4. The perfect example
The first year of an MIT PhD involves a survey course, called Survey. It introduces students to faculty members who aren’t teaching the introductory courses. Morris, though already retired, was one of the invitees and I still remember his talk in surprising detail, down to individual examples he used. What gripped me was the way the whole presentation unfurled from a single, perfectly chosen example (two verb forms in Russian). Every subsequent fact refined the initial hypothesis and pushed inexorably towards the next. It was like watching a professional pool player. You think you see them prepare to sink the yellow ball, but when you shift focus, you see the same shot has set things up perfectly for the blue ball.
Morris thought readers should sweat over papers. Major papers need multiple readings. Understanding takes effort. But he didn’t think the responsibility lay only with the reader. Authors had to be clear, they had to be explicit. His approach to examples distilled this to its essence. The perfect fact, free from distractors, could encapsulate a problem, set up the solution, and trigger the domino chain of reasoning between them.
5. Curiosity
Morris taught many lessons. Be clear. Be explicit. Be honest. … Build an edifice. Be a genius. (Some of them are easier than others.) For me, the core is to be true to your own curiosity. This lesson took many forms. His job advice to me: “Figure out the job you want and then persuade someone to give it to you”! But I found it most apparent in his analysis of Psalm 23, “The Lord is my shepherd”. It touches me to recall this today, as he read Psalm 23 at the memorial service to Ken Hale, to whom I also owe so much.
Biblical poetics revolves around syllable counts. It’s not overly sophisticated metrically, but at some point, Morris must have slotted the psalm into Metrical Grid notation. (I can still see his thin-pencil x marks on scrap paper.) Maybe it was in his kitchen before dawn and he got up at some point, leaving his notes on the table. Returning, he might have seen them rotated through 90 degrees. And that was the eureka moment. Suddenly, he saw not a grid, but a building. Searching further, he found depictions on coins and in artwork of the Second Temple in Jerusalem, built after the Babylonian exile and of which the Western Wall is the only remnant. They corresponded quite exactly to his grid.

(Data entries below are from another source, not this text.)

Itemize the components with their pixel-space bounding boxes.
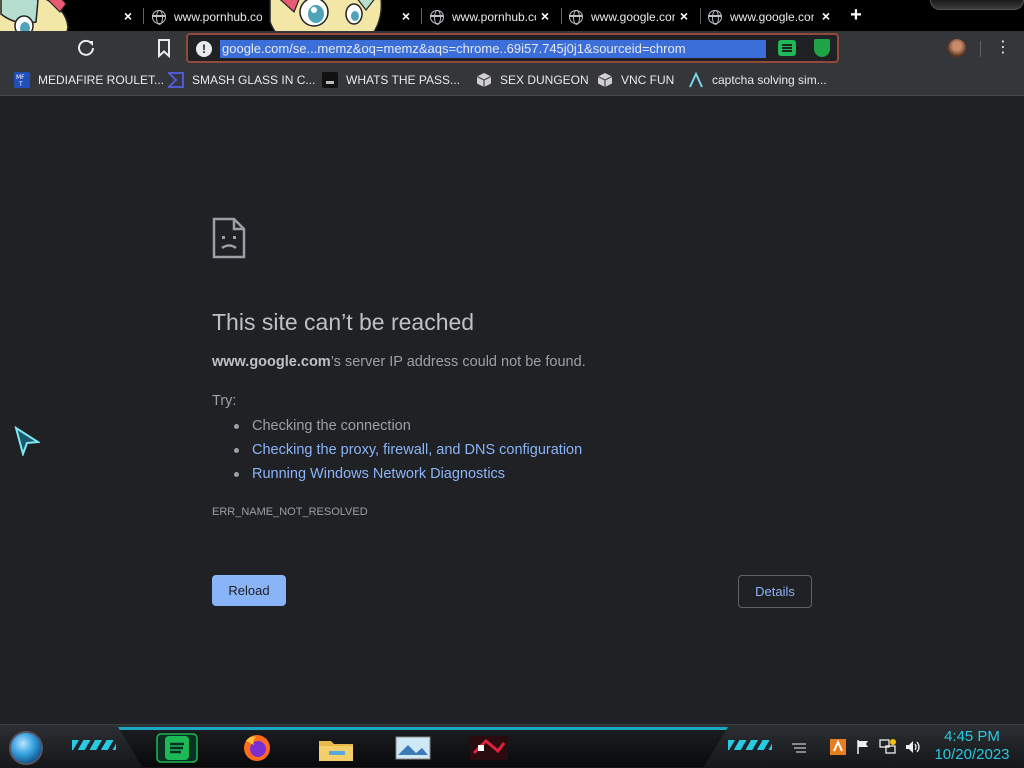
url-text[interactable]: google.com/se...memz&oq=memz&aqs=chrome.… <box>220 40 766 58</box>
globe-icon <box>708 9 722 25</box>
tab-strip: × www.pornhub.com × www.pornhub.com × ww… <box>0 0 1024 31</box>
flag-icon[interactable] <box>854 738 872 756</box>
bookmark-sex-dungeon[interactable]: SEX DUNGEON <box>476 71 589 89</box>
bookmark-smash-glass[interactable]: SMASH GLASS IN C... <box>166 71 316 89</box>
bookmark-label: SEX DUNGEON <box>500 73 589 87</box>
firefox-taskbar-icon[interactable] <box>236 733 278 763</box>
chevron-icon <box>166 72 184 88</box>
mediafire-icon: MF T <box>14 72 30 88</box>
file-explorer-taskbar-icon[interactable] <box>315 733 357 763</box>
cube-icon <box>597 72 613 88</box>
tab-4[interactable]: www.google.com × <box>708 2 840 31</box>
show-desktop-icon[interactable] <box>790 738 808 756</box>
tab-title: www.pornhub.com <box>174 9 262 24</box>
bookmark-label: captcha solving sim... <box>712 73 827 87</box>
svg-text:T: T <box>18 81 23 88</box>
profile-avatar[interactable] <box>948 39 966 57</box>
menu-icon[interactable]: ⋮ <box>995 40 1011 56</box>
svg-text:MF: MF <box>16 74 25 81</box>
desktop-screen: × www.pornhub.com × www.pornhub.com × ww… <box>0 0 1024 768</box>
tab-2[interactable]: www.pornhub.com × <box>430 2 559 31</box>
globe-icon <box>152 9 166 25</box>
window-frame-decoration <box>930 0 1024 10</box>
clock-time: 4:45 PM <box>944 728 1000 745</box>
taskbar: 4:45 PM 10/20/2023 <box>0 724 1024 768</box>
tab-title: www.google.com <box>591 9 675 24</box>
start-button[interactable] <box>9 731 43 765</box>
tab-close-icon[interactable]: × <box>676 8 692 24</box>
cube-icon <box>476 72 492 88</box>
error-page: This site can’t be reached www.google.co… <box>0 96 1024 724</box>
system-tray <box>790 733 929 761</box>
tab-close-icon[interactable]: × <box>537 8 553 24</box>
terminal-icon <box>322 72 338 88</box>
site-info-icon[interactable]: ! <box>196 41 212 57</box>
bookmark-label: MEDIAFIRE ROULET... <box>38 73 165 87</box>
spotify-taskbar-icon[interactable] <box>156 733 198 763</box>
bookmark-label: VNC FUN <box>621 73 675 87</box>
volume-icon[interactable] <box>904 738 922 756</box>
error-title: This site can’t be reached <box>212 309 475 335</box>
try-label: Try: <box>212 393 237 409</box>
error-host: www.google.com <box>212 354 331 370</box>
bookmark-label: SMASH GLASS IN C... <box>192 73 316 87</box>
suggestions-list: Checking the connection Checking the pro… <box>232 416 582 488</box>
globe-icon <box>569 9 583 25</box>
taskbar-decoration <box>728 740 772 750</box>
bookmark-vnc-fun[interactable]: VNC FUN <box>597 71 674 89</box>
suggestion-check-proxy-link[interactable]: Checking the proxy, firewall, and DNS co… <box>232 440 582 464</box>
sad-document-icon <box>212 217 246 259</box>
error-message: www.google.com’s server IP address could… <box>212 354 586 370</box>
network-icon[interactable] <box>879 738 897 756</box>
system-clock[interactable]: 4:45 PM 10/20/2023 <box>928 728 1016 764</box>
error-code: ERR_NAME_NOT_RESOLVED <box>212 506 368 518</box>
photo-viewer-taskbar-icon[interactable] <box>392 733 434 763</box>
app-tray-icon[interactable] <box>829 738 847 756</box>
bookmark-captcha[interactable]: captcha solving sim... <box>688 71 827 89</box>
details-button[interactable]: Details <box>738 575 812 608</box>
bookmark-label: WHATS THE PASS... <box>346 73 461 87</box>
suggestion-network-diagnostics-link[interactable]: Running Windows Network Diagnostics <box>232 464 582 488</box>
tab-title: www.google.com <box>730 9 814 24</box>
taskbar-decoration <box>72 740 116 750</box>
bookmark-star-icon[interactable] <box>155 38 173 58</box>
shield-extension-icon[interactable] <box>814 39 830 57</box>
suggestion-check-connection: Checking the connection <box>232 416 582 440</box>
mouse-cursor-icon <box>14 426 40 456</box>
new-tab-button[interactable]: + <box>846 5 866 25</box>
bookmarks-bar: MF T MEDIAFIRE ROULET... SMASH GLASS IN C… <box>0 65 1024 96</box>
globe-icon <box>430 9 444 25</box>
bookmark-whats-the-pass[interactable]: WHATS THE PASS... <box>322 71 460 89</box>
tab-close-icon[interactable]: × <box>120 8 136 24</box>
tab-title: www.pornhub.com <box>452 9 536 24</box>
tab-3[interactable]: www.google.com × <box>569 2 698 31</box>
reload-button[interactable]: Reload <box>212 575 286 606</box>
address-bar[interactable]: ! google.com/se...memz&oq=memz&aqs=chrom… <box>186 33 839 63</box>
clock-date: 10/20/2023 <box>934 746 1010 763</box>
tab-close-icon[interactable]: × <box>818 8 834 24</box>
reload-icon[interactable] <box>75 37 97 59</box>
spotify-extension-icon[interactable] <box>778 40 796 56</box>
media-app-taskbar-icon[interactable] <box>468 733 510 763</box>
error-message-rest: ’s server IP address could not be found. <box>330 354 586 370</box>
lambda-icon <box>688 71 704 88</box>
browser-toolbar: ! google.com/se...memz&oq=memz&aqs=chrom… <box>0 31 1024 65</box>
tab-close-icon[interactable]: × <box>398 8 414 24</box>
bookmark-mediafire[interactable]: MF T MEDIAFIRE ROULET... <box>14 71 164 89</box>
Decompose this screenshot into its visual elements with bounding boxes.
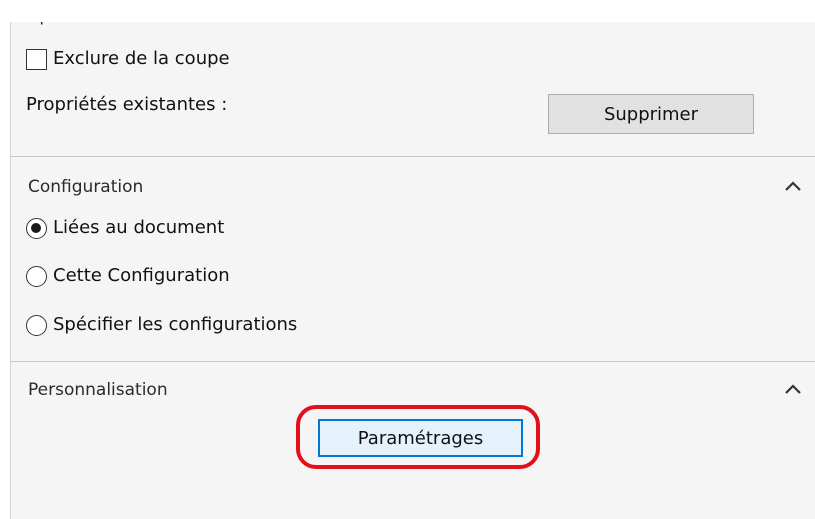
settings-button[interactable]: Paramétrages bbox=[318, 419, 523, 457]
personalization-section-title: Personnalisation bbox=[28, 380, 168, 400]
radio-this-configuration[interactable] bbox=[26, 265, 47, 287]
chevron-up-icon[interactable] bbox=[781, 177, 805, 195]
config-option-label: Liées au document bbox=[53, 217, 225, 238]
config-option-linked-document[interactable]: Liées au document bbox=[26, 217, 224, 239]
exclude-cut-option[interactable]: Exclure de la coupe bbox=[26, 48, 230, 70]
existing-properties-label: Propriétés existantes : bbox=[26, 94, 228, 115]
chevron-up-icon[interactable] bbox=[781, 380, 805, 398]
config-option-this-configuration[interactable]: Cette Configuration bbox=[26, 265, 230, 287]
radio-specify-configurations[interactable] bbox=[26, 314, 47, 336]
config-option-label: Spécifier les configurations bbox=[53, 314, 298, 335]
exclude-cut-label: Exclure de la coupe bbox=[53, 48, 230, 69]
section-divider bbox=[11, 156, 815, 157]
radio-linked-document[interactable] bbox=[26, 217, 47, 239]
options-section-title: Options bbox=[26, 6, 92, 26]
delete-button[interactable]: Supprimer bbox=[548, 94, 754, 134]
config-option-label: Cette Configuration bbox=[53, 265, 230, 286]
existing-properties-row: Propriétés existantes : bbox=[26, 94, 227, 116]
config-option-specify-configurations[interactable]: Spécifier les configurations bbox=[26, 314, 297, 336]
exclude-cut-checkbox[interactable] bbox=[26, 48, 47, 70]
section-divider bbox=[11, 361, 815, 362]
configuration-section-title: Configuration bbox=[28, 177, 144, 197]
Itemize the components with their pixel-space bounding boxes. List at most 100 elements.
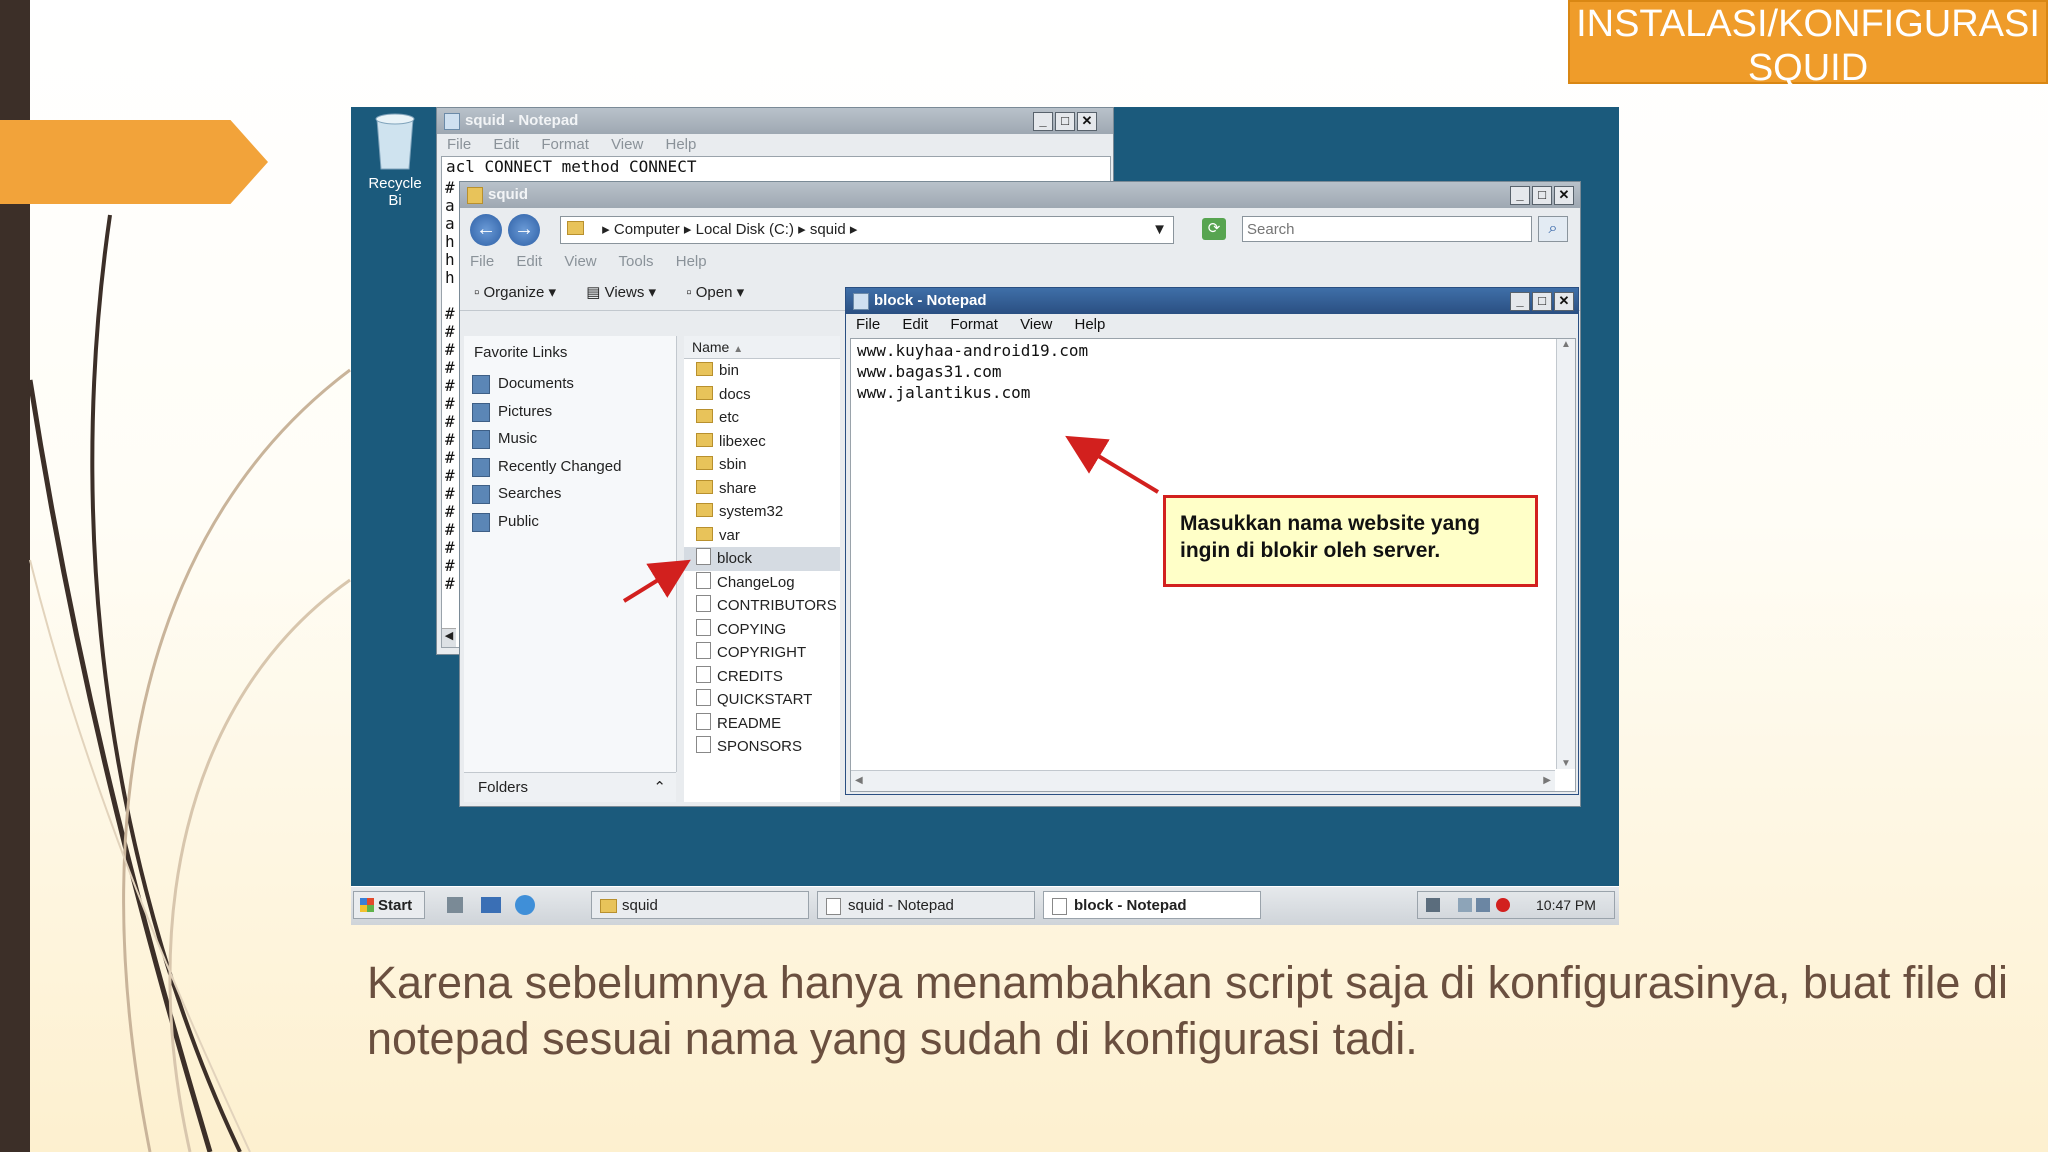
views-button[interactable]: ▤ Views ▾ — [586, 284, 656, 301]
favorite-link-music[interactable]: Music — [464, 425, 676, 453]
start-button[interactable]: Start — [353, 891, 425, 919]
favorite-link-pictures[interactable]: Pictures — [464, 398, 676, 426]
scroll-right-arrow[interactable]: ▶ — [1543, 771, 1551, 791]
slide-caption: Karena sebelumnya hanya menambahkan scri… — [367, 957, 2008, 1064]
config-first-line: acl CONNECT method CONNECT — [446, 157, 697, 176]
show-desktop-icon[interactable] — [481, 897, 501, 913]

It is hard to overvalue this discovery. The 23rd is amongst the most widely known of the psalms. It is recited weekly in the Jewish liturgy. But graphic poetry is Hellenic. The rabbinic tradition would have been blind to it. The Greeks with their Septuagint would have been deaf to it. It took Morris to cut through millennia and connect at a new and personal level with the artist who wrote it. This was Morris at his most iridescent, pursuing his curiosity and unearthing riches.
The family, friends, colleagues, and students who gather to remember Morris today are testament to the depth and beauty of the connections he forged. Long may they live after him.